Ils sont accusés d'avoir voulu assassiner le président...Vingt accusés, des heures d'audience: procès d'une tentative de coup d'Etat à Madagascar
Ils sont accusés d'avoir voulu assassiner le président malgache Andry Rajoelina et fomenter un coup d'Etat: vingt personnes, dont deux Français et leurs épouses, sont jugés depuis une semaine pour complot, dans un tribunal défraîchi d'Antananarivo.
Le climat est tendu. Une soixantaine de forces spéciales et policiers montent la garde. Certains en civils, d'autres armés de fusils d'assaut. Une quinzaine d'accusés ont jusqu'ici été entendus.
Ils sont poursuivis pour atteinte à la sûreté de l'Etat, association de malfaiteurs, détention illégale d'armes et complot en vue d'assassiner le président, dans l'affaire baptisée "Appollo 21". Ils risquent la perpétuité.
La lecture de l'acte d'accusation a pris une bonne part de l'audience à l'ouverture lundi. Le document d'une trentaine de pages a d'abord été lu en français, puis en malgache.
Sur le banc des accusés, un homme à la silhouette longue et souple, strictes lunettes, est considéré comme le cerveau de l'histoire.

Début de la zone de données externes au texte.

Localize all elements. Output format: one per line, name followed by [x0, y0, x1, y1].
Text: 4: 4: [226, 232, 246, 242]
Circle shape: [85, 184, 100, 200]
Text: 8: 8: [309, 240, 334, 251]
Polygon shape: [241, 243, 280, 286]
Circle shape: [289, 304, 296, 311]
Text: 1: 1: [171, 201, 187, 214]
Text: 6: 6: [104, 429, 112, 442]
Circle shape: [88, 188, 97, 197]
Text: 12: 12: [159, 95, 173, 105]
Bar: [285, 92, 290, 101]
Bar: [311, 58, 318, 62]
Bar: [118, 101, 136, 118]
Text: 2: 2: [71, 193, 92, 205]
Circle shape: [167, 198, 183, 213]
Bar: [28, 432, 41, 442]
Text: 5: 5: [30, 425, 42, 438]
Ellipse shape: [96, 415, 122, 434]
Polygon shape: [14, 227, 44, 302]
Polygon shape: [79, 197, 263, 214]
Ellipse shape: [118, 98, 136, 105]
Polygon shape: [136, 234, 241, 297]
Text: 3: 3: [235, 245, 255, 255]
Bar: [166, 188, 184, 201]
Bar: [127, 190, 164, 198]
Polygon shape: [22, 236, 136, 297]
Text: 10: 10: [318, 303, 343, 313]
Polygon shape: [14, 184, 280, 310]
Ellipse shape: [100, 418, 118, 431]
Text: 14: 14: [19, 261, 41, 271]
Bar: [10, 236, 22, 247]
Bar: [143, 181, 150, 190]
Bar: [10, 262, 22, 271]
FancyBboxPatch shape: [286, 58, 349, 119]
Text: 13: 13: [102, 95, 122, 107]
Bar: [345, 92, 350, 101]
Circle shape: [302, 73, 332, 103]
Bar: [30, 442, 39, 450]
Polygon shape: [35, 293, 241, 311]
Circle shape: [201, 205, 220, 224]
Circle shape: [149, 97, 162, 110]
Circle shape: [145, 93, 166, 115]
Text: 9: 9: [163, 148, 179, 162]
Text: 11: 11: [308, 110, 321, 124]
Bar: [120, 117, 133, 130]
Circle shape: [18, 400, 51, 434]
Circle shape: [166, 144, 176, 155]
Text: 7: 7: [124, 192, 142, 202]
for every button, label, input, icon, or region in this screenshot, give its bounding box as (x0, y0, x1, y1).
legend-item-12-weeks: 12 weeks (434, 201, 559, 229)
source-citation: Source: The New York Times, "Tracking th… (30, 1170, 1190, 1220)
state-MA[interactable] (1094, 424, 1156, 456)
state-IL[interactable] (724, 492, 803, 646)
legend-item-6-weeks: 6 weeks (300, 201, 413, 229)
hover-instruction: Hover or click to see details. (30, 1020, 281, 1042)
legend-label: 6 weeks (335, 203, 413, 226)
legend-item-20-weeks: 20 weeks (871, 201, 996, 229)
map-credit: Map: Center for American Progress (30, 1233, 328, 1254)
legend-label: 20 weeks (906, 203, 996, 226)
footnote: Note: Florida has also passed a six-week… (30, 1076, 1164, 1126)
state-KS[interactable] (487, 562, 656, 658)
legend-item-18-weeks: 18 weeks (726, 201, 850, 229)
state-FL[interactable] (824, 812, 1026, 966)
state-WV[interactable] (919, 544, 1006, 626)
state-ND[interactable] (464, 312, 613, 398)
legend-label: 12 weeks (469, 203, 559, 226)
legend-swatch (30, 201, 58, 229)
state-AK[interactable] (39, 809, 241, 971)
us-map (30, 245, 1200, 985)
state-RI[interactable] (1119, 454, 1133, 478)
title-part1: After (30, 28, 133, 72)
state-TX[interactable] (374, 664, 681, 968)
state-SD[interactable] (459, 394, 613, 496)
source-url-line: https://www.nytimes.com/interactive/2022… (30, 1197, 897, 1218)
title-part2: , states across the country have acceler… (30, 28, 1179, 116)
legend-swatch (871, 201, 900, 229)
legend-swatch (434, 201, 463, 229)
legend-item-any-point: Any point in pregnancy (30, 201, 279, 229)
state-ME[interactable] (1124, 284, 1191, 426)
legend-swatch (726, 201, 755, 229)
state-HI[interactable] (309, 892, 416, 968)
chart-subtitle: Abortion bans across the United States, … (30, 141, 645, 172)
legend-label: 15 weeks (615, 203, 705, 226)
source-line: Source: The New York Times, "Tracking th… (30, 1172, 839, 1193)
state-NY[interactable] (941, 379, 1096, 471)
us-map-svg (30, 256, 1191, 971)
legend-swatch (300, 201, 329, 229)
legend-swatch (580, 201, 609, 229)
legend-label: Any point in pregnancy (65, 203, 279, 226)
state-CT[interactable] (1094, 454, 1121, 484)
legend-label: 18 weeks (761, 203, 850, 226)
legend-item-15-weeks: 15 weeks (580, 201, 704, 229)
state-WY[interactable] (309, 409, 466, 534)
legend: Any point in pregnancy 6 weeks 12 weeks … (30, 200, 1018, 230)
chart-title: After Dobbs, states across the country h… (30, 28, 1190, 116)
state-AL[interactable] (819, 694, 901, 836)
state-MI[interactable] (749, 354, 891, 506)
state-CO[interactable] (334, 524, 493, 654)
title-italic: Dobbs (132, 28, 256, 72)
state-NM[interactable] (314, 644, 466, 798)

Paul Rafanoharana a été arrêté avec ses co-accusés en juillet.
Ce Franco-Malgache, qui connaît bien le président Rajoelina puisqu'il a été son conseiller diplomatique jusqu'en 2011, a rejeté toutes les charges.
Il y a bien eu de l'argent et une lettre. Mais "ce n'est pas un crime que d'avoir pensé à neutraliser la mafia autour du président", a-t-il déclaré au tribunal. Il jure s'être arrêté à "une réflexion purement intellectuelle" sur un changement politique.
Dans la lettre dont il a reconnu l'authenticité, M. Rafanoharana demande dix millions d'euros au PDG de Benchmark, qui a investi dans l'exploitation du pétrole sur l'île, pour "garantir le renversement du régime en place". En échange, l'entreprise avait un accès garanti à un gisement.
Ironique, M. Rafanoharana a affirmé au tribunal avoir simplement voulu "aider le président Rajoelina à accéder à toutes les ressources du pays".
Bon catholique
Aussi parmi les accusés, sa femme, Voahangy Andrianandrianina, a déclaré ne jamais avoir entendu parler du projet Apollo 21: "Dans notre vie commune, chacun son espace vital". Le fusil de chasse retrouvé par la police à leur domicile? Un don contre l'insécurité dans leur quartier. Les 200.000 euros en liquide? Déposés pour son mari par une mystérieuse Florence, elle n'en sait pas plus.
Ancien colonel de l'armée française sorti de la prestigieuse école militaire de St-Cyr, Philippe François est accusé d'avoir joué les complices. Dirigeant d'une société d'investissement à Madagascar, il est soupçonné d'avoir dissimulé les activités illégales du projet Apollo 21 à travers sa société écran.
"Je n'ai jamais songé à attenter à la vie du président", a-t-il déclaré au tribunal, se revendiquant bon catholique "et comme vous, j'aime mon pays".
Il a toutefois admis avoir eu connaissance du projet de M. Rafanoharana, mais refusé d'y prendre part. "Je suis là pour le business, la politique ne m'intéresse pas", lui aurait-il dit.
Pourtant, une clef USB contenant un document intitulé "Budget Apollo 21" et lui appartenant, a été retrouvée par la police. A la barre, il s'est dit "sidéré" par l'existence de ce fichier: "Si j'avais eu connaissance d'un tel document, j'aurais bien évidemment détruit cette clef".
Selon l'ex-Premier ministre Victor Ramahatra, 76 ans, à la barre vendredi, le projet Apollo 21 visait simplement à relancer l'économie malgache.
Un chanteur, Yvon Sareraka, fait aussi partie des accusés, ainsi que cinq gendarmes. Ces membres des forces spéciales sont soupçonnés d'avoir été recrutés pour former un commando en vue de perpétrer le coup. Ils ont nié en bloc.
Le procès doit continuer la semaine prochaine. Depuis leur arrestation, certains accusés ont été placés sous contrôle judiciaire, d'autres, dont les deux Français, sont en prison.
Le président Rajoelina s'était interrogé en août sur une éventuelle implication de la France dans le complot. Paris ne s'est pas exprimé sur l'affaire.